Opportunistic Encryption [Was: Keys not trusted]

Mark H. Wood mwood@IUPUI.Edu
Wed May 14 15:36:04 2003


On Tue, 13 May 2003, Jason Harris wrote:
> On Tue, May 13, 2003 at 05:52:47PM +0400, Yenot wrote:
[snip]
> >     Advertising e-mail addresses combined with a list of your closest
> >     contacts (via signatures) works well for an authentication
> >     protocol, but it's not a good privacy protocol.
>
> Privacy and anonymity are two separate things.

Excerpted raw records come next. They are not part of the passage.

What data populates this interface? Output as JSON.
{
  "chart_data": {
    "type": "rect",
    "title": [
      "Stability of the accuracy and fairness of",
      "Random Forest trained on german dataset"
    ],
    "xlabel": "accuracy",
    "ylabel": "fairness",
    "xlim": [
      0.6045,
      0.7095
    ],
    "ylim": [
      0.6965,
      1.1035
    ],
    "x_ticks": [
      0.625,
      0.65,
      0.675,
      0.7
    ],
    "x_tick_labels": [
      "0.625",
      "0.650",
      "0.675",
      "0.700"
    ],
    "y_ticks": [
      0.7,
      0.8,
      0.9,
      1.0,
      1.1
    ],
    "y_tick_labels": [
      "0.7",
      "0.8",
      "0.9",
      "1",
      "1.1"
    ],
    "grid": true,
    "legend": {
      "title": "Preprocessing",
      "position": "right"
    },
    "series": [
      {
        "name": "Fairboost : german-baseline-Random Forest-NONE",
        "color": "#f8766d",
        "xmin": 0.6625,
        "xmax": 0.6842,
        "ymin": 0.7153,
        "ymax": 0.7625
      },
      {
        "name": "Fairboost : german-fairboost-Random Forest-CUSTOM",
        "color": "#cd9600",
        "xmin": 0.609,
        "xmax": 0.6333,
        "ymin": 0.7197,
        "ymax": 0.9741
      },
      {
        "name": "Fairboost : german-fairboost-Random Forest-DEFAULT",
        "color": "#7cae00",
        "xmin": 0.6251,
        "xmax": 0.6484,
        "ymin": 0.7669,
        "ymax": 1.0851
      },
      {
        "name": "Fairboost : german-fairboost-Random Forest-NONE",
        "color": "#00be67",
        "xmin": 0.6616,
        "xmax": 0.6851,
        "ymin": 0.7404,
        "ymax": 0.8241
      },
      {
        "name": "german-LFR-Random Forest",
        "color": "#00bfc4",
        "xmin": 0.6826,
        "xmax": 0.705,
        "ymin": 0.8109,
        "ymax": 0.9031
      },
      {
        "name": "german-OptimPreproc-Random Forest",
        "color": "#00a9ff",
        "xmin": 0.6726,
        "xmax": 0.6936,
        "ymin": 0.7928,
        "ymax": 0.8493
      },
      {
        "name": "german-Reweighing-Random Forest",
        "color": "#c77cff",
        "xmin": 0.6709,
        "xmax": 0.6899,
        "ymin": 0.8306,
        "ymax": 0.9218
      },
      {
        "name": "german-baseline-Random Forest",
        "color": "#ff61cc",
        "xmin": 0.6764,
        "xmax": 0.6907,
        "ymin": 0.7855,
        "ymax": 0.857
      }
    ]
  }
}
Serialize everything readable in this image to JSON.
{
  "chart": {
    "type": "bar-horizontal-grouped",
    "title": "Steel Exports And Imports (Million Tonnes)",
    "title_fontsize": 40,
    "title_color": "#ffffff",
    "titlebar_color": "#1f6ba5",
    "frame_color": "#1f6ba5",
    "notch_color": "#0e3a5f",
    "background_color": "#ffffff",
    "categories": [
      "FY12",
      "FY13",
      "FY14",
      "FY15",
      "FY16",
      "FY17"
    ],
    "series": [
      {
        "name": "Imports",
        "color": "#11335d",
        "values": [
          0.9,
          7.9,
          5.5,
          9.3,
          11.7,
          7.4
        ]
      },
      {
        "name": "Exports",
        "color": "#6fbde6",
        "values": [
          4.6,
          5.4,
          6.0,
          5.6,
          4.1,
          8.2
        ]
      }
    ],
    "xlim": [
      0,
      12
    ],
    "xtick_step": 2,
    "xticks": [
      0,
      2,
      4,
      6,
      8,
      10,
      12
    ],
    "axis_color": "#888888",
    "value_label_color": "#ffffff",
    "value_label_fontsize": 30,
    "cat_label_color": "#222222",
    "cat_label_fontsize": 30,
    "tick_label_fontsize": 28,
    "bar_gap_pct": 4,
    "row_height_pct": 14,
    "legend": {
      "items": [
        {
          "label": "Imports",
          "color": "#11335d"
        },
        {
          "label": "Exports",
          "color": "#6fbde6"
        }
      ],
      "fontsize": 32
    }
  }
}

Hear, hear.  I'm often surprised at the variety of things which get lumped
together these days under the heading "privacy", still more under
"security".

> Assume we didn't, but still wanted to encrypt email.  At a keysigning,
> we'd have to provide our email addresses anyway.  (Photo IDs might be
> irrelevant if we're not certifying everyone's real name for any
> auxiliary purposes.)  We could take everyone's word that they own the
> keys they claim to own, or we could email them encrypted challenges.
> In our MUAs, we'd probably manually associate key with email addresses.
> This gives us keys which can't be harvested for their email addresses
> and can't be attached to a real person unless you've met them at a
> keysigning or do traffic analysis on their email.  (If needed, use
> --throw-keyid so that anyone doing traffic analysis can't attribute
> a specific key[id] to that person.)
>
> (If you need even more anonymity, wear masks at the keysigning and
> communicate through anonymous channels.)
>
> The WoT doesn't cease to exist for "anonymous" keys.  In fact, it
> becomes purer.  If you don't have a trust path to an "anonymous" key,
> you can't even put any trust into it based on a name or email address
> that you might be willing to trust.

I need a little help here.  What, exactly, would an "anonymous" key
*mean*?  To what would a document signed by such a key be bound, and why
would I care?

(I'm always swimming against the current.  While it seems everyone else
wants to become invisible, I've been wondering how to go about getting
really high-quality identity documents, both paper and electronic.  I
*want* to be well-known, *on my terms*.)

-- 
Mark H. Wood, Lead System Programmer   mwood@IUPUI.Edu
MS Windows *is* user-friendly, but only for certain values of "user".